Illustration par : Lázaro Ángel Lugones

Pour accompagner la XIIe Biennale de La Havane, en mai, et pour que les plus divers publics puissent profiter d'un été de luxe, les commissaires du Musée National ont préparé depuis plus de deux ans une remarquable affiche visuelle : Tomás Sánchez, Alexander Arrechea et Wilfredo Prieto. Il s’agit sans aucun doute d’une triade distinguée dans laquelle chaque créateur se situe historiquement à l'avance de sa génération.

A cette sélection s'est joint une conjoncture dérivée de l’attrayant moment de la Biennale qui a encouragé d’autres institutions, des artistes et le Musée a été utilisé comme un espace privilégié. La Fondation CIFO, avec  sa magnifique collection des travaux de Gustavo Pérez Monzón ; la Biennale, avec le placement des œuvres de Luis Enrique López dans  « Los síntomas del engaño », et le créateur Raúl Cordero avec une intervention audiovisuelle à partir de la série « Transient Poetry », le 23 mai, se sont réunis pour cette occasion.

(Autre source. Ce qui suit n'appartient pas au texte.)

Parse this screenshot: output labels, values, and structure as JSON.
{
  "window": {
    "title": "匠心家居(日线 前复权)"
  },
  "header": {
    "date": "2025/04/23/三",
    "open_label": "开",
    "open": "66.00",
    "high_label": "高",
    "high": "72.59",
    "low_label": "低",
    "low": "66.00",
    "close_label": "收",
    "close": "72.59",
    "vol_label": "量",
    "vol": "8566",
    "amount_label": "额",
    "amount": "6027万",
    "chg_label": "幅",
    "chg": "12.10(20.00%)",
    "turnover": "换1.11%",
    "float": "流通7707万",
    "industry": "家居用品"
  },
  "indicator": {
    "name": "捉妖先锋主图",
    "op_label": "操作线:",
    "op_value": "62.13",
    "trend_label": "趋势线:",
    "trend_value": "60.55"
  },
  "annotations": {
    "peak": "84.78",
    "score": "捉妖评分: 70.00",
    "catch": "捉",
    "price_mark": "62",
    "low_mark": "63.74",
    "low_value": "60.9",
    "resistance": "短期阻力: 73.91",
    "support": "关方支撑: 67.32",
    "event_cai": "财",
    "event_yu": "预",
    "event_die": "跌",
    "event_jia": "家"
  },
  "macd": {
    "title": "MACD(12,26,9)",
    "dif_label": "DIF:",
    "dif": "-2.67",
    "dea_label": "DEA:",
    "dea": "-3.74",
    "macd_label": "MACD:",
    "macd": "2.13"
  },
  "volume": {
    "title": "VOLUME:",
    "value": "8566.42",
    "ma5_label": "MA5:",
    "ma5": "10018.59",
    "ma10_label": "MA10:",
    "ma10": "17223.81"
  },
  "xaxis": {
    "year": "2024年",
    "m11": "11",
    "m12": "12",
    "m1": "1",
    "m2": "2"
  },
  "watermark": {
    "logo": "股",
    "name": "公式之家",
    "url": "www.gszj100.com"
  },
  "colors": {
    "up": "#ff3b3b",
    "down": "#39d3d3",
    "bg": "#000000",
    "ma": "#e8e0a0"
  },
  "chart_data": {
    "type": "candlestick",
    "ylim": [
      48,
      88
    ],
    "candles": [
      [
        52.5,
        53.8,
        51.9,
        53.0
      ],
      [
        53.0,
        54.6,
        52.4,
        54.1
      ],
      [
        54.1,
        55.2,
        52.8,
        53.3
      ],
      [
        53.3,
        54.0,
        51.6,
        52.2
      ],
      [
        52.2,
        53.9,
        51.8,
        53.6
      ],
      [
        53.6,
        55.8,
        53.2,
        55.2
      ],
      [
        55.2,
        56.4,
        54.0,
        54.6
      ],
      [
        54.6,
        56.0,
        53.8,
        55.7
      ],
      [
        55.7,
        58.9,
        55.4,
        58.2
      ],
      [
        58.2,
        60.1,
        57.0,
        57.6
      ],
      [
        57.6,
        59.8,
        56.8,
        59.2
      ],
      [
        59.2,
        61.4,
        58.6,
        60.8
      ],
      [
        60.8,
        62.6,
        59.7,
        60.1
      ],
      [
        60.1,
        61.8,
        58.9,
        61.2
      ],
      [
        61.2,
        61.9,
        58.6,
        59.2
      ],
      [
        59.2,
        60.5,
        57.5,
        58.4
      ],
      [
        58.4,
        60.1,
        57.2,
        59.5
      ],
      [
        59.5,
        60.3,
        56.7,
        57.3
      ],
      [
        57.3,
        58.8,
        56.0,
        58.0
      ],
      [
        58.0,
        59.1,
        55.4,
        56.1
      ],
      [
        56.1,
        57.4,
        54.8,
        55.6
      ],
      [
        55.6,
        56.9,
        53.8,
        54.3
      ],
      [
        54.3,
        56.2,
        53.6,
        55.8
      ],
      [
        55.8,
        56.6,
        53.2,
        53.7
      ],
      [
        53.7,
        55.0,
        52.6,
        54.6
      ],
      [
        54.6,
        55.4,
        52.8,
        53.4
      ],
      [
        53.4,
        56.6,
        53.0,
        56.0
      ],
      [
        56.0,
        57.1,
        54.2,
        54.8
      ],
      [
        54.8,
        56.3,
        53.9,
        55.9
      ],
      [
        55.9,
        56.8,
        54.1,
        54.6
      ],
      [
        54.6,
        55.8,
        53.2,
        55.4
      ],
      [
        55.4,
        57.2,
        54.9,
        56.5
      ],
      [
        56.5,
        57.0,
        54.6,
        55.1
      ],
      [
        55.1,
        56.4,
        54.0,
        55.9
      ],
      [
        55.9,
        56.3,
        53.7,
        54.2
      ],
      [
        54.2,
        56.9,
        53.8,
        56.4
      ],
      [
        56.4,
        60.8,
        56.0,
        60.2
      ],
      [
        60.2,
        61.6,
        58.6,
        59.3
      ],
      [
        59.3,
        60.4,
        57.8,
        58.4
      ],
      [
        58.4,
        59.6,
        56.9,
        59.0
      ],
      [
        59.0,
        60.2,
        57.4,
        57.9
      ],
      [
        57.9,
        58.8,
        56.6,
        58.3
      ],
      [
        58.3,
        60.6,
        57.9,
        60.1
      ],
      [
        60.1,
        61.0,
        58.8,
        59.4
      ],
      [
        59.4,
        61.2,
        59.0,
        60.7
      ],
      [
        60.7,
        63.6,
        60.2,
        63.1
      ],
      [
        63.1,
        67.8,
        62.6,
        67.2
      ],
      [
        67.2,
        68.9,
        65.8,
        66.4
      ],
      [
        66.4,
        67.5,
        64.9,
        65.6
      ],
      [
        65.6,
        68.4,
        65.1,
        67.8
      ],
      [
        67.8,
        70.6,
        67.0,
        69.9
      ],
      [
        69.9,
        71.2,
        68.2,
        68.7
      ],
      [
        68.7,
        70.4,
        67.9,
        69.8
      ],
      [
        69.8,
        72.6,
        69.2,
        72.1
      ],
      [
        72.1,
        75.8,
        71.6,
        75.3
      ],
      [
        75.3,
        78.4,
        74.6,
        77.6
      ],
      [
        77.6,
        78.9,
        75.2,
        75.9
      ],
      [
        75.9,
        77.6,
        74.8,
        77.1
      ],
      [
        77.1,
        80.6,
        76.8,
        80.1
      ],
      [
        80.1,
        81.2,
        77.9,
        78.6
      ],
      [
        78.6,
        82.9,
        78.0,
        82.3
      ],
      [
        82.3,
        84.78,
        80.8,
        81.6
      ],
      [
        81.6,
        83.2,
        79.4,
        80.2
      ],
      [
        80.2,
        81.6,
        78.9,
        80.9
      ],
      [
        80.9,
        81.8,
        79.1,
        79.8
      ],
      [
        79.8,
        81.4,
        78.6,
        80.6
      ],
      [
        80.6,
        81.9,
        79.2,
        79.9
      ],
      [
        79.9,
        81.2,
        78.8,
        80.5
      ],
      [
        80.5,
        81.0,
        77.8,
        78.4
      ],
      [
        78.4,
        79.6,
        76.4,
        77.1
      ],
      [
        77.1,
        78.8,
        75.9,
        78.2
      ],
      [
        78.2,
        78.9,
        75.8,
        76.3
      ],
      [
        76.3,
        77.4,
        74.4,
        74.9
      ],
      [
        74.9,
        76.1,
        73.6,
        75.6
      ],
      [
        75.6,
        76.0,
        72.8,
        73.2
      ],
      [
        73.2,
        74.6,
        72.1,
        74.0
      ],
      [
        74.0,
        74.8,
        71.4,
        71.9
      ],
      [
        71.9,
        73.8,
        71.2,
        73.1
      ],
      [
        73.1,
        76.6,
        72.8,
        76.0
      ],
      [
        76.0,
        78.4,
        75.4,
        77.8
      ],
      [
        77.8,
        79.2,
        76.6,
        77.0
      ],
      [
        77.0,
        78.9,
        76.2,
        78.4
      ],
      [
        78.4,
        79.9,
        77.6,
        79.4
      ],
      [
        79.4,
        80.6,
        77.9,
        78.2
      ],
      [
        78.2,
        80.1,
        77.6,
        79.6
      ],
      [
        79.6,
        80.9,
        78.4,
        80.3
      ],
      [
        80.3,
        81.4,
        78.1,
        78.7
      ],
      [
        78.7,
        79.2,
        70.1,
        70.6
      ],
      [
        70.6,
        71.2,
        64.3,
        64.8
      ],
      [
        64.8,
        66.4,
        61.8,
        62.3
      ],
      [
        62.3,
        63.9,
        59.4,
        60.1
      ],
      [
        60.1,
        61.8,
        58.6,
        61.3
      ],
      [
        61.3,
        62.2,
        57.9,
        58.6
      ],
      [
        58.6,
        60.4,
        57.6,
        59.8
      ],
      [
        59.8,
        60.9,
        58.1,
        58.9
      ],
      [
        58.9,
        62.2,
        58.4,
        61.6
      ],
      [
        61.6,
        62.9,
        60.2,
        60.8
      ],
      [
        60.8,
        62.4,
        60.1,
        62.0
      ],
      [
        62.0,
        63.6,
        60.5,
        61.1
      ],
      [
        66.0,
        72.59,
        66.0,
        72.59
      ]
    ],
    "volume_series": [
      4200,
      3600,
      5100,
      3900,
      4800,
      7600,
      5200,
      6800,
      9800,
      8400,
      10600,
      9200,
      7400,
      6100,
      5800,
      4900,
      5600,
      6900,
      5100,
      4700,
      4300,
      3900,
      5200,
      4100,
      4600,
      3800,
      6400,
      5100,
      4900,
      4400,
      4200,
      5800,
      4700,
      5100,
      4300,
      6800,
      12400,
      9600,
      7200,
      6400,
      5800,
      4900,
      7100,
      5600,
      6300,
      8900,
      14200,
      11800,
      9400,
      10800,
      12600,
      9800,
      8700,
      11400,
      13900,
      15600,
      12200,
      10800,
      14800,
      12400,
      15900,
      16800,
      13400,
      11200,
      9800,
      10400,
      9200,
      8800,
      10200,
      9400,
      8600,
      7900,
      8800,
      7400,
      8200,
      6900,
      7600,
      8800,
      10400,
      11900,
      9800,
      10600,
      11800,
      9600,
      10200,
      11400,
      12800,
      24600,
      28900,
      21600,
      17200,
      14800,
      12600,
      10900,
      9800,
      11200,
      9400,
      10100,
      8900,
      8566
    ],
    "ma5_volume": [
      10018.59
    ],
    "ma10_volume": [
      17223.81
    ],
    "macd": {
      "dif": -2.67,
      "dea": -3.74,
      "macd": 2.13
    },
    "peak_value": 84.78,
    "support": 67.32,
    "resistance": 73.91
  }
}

La somme de ces six propositions offre une formidable gamme des périodes créatives au sein de l'art contemporain cubain, ainsi que des conceptions esthétiques et des différents milieux artistiques, en correspondance à la fécondité de l'art de l'île. Le Musée n'a pas ébauché ce qu'une partie de la presse mondiale catalogue comme politique de dégel ou de rencontre des artistes de la diaspora. En réalité, je ne pense pas que Tomás Sánchez, Arrechea, Pérez Monzón ou Wilfredo Prieto ont été considérés comme une diaspora pour un Musée où tous sont représentés dans les galeries permanentes, où ils ont été collectionnés et exposés avec respect et appréciés dès le début de leur carrière. Cela fait presque dix ans que la notion de diaspora a cessé de s'ajuster aux particularités de la circonstance artistique nationale.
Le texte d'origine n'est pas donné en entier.